Decode String_Week10

题目：(Decode String) ←链接戳这里

题目说明：

Given an encoded string, return it’s decoded string.

The encoding rule is: k[encoded_string], where the encoded_string inside the square brackets is being repeated exactly k times. Note that k is guaranteed to be a positive integer.

You may assume that the input string is always valid; No extra white spaces, square brackets are well-formed, etc.

Furthermore, you may assume that the original data does not contain any digits and that digits are only for those repeat numbers, k. For example, there won’t be input like 3a or 2[4].

Examples:

s = “3[a]2[bc]”, return “aaabcbc”.

s = “3[a2[c]]”, return “accaccacc”.

s = “2[abc]3[cd]ef”, return “abcabccdcdcdef”.

难度: Medium

解题思路：

题意由Examples可轻松得知。

我的思路为：

①遍历string s，用两个vector：coeff 和 braket 分别记录系数，和左括号 [ 的数组下标。 （即以压栈的形式记录）

②当遇到右括号 ] 时，就出栈最后一个左括号 [，取出系数和左括号的下标。

③用一个临时变量substring存储要替换的子字符串，即3[a]变成substring = aaa

④最后用substring = aaa 把”3[a”这一段替换掉。

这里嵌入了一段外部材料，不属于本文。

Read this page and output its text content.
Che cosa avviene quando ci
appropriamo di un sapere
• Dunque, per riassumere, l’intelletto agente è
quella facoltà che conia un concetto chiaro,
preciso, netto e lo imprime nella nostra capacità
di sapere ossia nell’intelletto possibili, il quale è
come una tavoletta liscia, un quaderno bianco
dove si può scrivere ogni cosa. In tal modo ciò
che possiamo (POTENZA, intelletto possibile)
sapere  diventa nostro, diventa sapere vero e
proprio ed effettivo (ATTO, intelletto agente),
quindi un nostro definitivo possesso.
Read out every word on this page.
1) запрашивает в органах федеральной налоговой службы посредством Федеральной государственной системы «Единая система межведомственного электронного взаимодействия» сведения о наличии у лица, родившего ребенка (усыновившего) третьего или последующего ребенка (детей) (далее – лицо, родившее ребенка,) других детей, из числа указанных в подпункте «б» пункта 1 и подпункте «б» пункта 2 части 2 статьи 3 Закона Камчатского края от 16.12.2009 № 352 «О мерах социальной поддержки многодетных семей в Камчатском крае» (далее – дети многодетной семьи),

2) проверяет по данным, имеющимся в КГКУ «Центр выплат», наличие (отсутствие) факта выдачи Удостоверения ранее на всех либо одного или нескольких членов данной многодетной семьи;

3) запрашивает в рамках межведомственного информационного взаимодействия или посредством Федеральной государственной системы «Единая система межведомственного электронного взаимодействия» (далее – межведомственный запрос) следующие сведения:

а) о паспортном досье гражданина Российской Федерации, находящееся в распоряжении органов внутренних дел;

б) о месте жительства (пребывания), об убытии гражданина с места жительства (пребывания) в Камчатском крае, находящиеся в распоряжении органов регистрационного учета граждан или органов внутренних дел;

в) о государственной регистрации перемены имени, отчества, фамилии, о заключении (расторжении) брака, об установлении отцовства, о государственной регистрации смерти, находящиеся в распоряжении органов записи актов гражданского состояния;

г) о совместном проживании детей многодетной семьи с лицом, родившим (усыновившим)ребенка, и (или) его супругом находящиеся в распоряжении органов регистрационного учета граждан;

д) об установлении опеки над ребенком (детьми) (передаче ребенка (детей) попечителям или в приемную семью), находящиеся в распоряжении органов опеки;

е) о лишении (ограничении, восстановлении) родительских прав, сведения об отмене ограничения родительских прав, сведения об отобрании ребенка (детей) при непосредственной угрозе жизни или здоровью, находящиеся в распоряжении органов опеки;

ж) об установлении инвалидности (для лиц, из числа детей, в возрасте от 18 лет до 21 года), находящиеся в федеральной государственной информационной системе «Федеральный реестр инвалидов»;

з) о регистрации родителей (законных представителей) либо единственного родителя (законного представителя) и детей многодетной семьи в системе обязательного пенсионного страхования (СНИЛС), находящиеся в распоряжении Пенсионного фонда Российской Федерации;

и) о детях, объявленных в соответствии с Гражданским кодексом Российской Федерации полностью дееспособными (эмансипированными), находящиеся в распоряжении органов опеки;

即若原string s = 3[a]2[bc]，则第一次替换后，s = aaa2[bc]；若原string s = 2[bc3[a]]， 则第一次替换后，s = 2[bcaaa]。

⑤因为string已被替换，长度改变，内容改变，所以将i重置为-1，重新从s[0]开始循环，直至s中没有[]

#include <iostream>
#include <string>
#include <vector>
#include <stdlib.h>
using namespace std;

class Solution {
public:
string decodeString(string s) {
//coeff用于压栈系数，bracket用于压栈左括号[的下标，即s中第几个字符
vector<int> coeff, bracket;
int frontBracket, backBracket;
//用于将string中的系数转换成int数字
int tempNum = 0;
for (int i = 0; i < s.size(); i++) {
//当遇到左括号[时，将前面计算出的系数压栈，并存储左括号[在string s中的下标
if (s[i] == '[') {
coeff.push_back(tempNum);
bracket.push_back(i);
tempNum = 0;
} else if (s[i] == ']') {
//当遇到右括号]，即可开始替换子字符串
string substring = "";
frontBracket = bracket.back();
bracket.pop_back();
backBracket = i;
int coe = coeff.back();
coeff.pop_back();
//利用系数循环将3[a]变为aaa
for (int j = 0; j < coe; j++) {
substring += s.substr(frontBracket+1,backBracket-frontBracket-1);
}
int coeDigit = getDigit(coe);
//将“3[a]”这一整个子串替换为 aaa
s.replace((frontBracket-coeDigit),(backBracket-frontBracket+coeDigit+1),substring);
//因string s已被替换，长度内容发生变化，重置i，从头开始遍历string s
i = -1;
} else if (s[i] >= '0' && s[i] <= '9'){
//将string中的数字一位一位转换为int
tempNum = tempNum * 10 + s[i] - '0';
}
}
return s;
}

private:
//计算系数的位数，如100为2位数，用于计算替代子串时应替代的长度
int getDigit(int a) {
int digit = 0;
while(a) {
a /= 10;
digit++;
}
return digit;
}
};